Near the Jerusalem Theater, Chopin Street is open to traffic at last. It will take a while for drivers to get used to the major changes.

And after all these years, the Ohel Nechama synagogue on Chopin Street finally got an elevator up in time for Disability Month in March.

The Hansen House has reopened with signs for ‘Spring in Jerusalem’. The gardens inside the gates welcome visitors, with masks and social distance.

More signs for the outdoor nature event are along the Jerusalem streets.

Multiple new children playgrounds have been developed over lockdowns.

Building and construction continued over the past year.

For the first time in a very long time, someone I did not know on a Jerusalem street asked me to take a photo.

It’s been quite an unusual year for sure!

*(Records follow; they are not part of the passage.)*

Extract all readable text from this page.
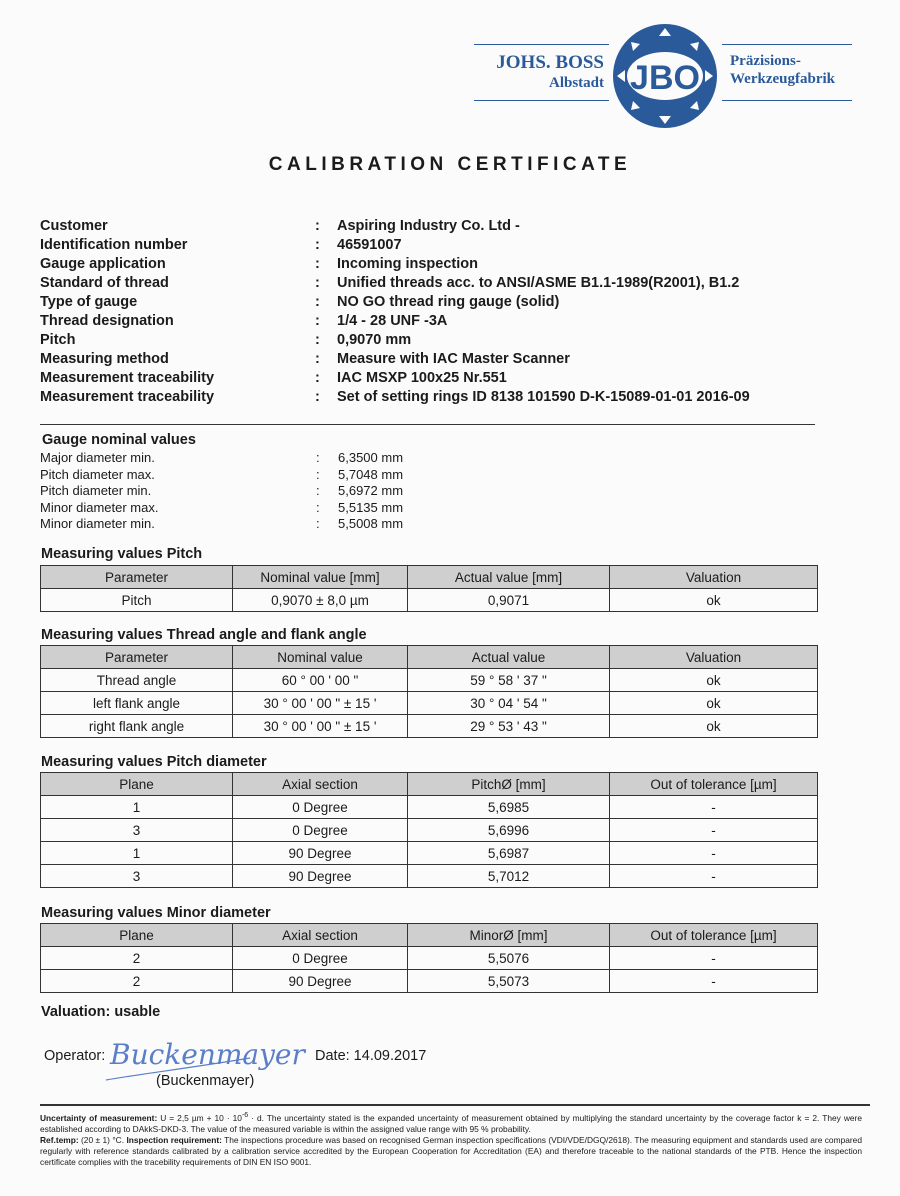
JOHS. BOSS
Albstadt JBO Präzisions-
Werkzeugfabrik
CALIBRATION CERTIFICATE
Customer	: Aspiring Industry Co. Ltd -
Identification number	: 46591007
Gauge application	: Incoming inspection
Standard of thread	: Unified threads acc. to ANSI/ASME B1.1-1989(R2001), B1.2
Type of gauge	: NO GO thread ring gauge (solid)
Thread designation	: 1/4 - 28 UNF -3A
Pitch	: 0,9070 mm
Measuring method	: Measure with IAC Master Scanner
Measurement traceability	: IAC MSXP 100x25 Nr.551
Measurement traceability	: Set of setting rings ID 8138 101590 D-K-15089-01-01 2016-09
Gauge nominal values
Major diameter min.	: 6,3500 mm
Pitch diameter max.	: 5,7048 mm
Pitch diameter min.	: 5,6972 mm
Minor diameter max.	: 5,5135 mm
Minor diameter min.	: 5,5008 mm
Measuring values Pitch
Parameter	Nominal value [mm]	Actual value [mm]	Valuation
Pitch	0,9070 ± 8,0 µm	0,9071	ok
Measuring values Thread angle and flank angle
Parameter	Nominal value	Actual value	Valuation
Thread angle	60 ° 00 ' 00 "	59 ° 58 ' 37 "	ok
left flank angle	30 ° 00 ' 00 " ± 15 '	30 ° 04 ' 54 "	ok
right flank angle	30 ° 00 ' 00 " ± 15 '	29 ° 53 ' 43 "	ok
Measuring values Pitch diameter
Plane	Axial section	PitchØ [mm]	Out of tolerance [µm]
1	0 Degree	5,6985	-
3	0 Degree	5,6996	-
1	90 Degree	5,6987	-
3	90 Degree	5,7012	-
Measuring values Minor diameter
Plane	Axial section	MinorØ [mm]	Out of tolerance [µm]
2	0 Degree	5,5076	-
2	90 Degree	5,5073	-
Valuation: usable
Operator: Buckenmayer Date: 14.09.2017
(Buckenmayer)
Uncertainty of measurement: U = 2,5 $\mu m + 10 \cdot 10^{-6} \cdot d$. The uncertainty stated is the expanded uncertainty of measurement obtained by multiplying the standard uncertainty by the coverage factor k = 2. They were established according to DAkkS-DKD-3. The value of the measured variable is within the assigned value range with 95 % probability.
Ref.temp: (20 ± 1) °C. Inspection requirement: The inspections procedure was based on recognised German inspection specifications (VDI/VDE/DGQ/2618). The measuring equipment and standards used are compared regularly with reference standards calibrated by a calibration service accredited by the European Cooperation for Accreditation (EA) and therefore traceable to the national standards of the PTB. Hence the inspection certificate complies with the tracebility requirements of DIN EN ISO 9001.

Too many have been sick and died.

Certainly, not everyone is happy with the construction, as building new projects often involves the loss of smaller older buildings, like this Sephardi synagogue.

There was a lot happening on the Jerusalem streets and though some are getting a slow start preparing, excitement is building with anticipation of families together this year for Passover.

And oh yes, another election! Number four in two years on March 23rd.

Outside the Knesset Building they are preparing to count votes – again.

it would be nice if the next Knesset would finally pass a budget.

That’s it for now, though more was happening on Jerusalem streets.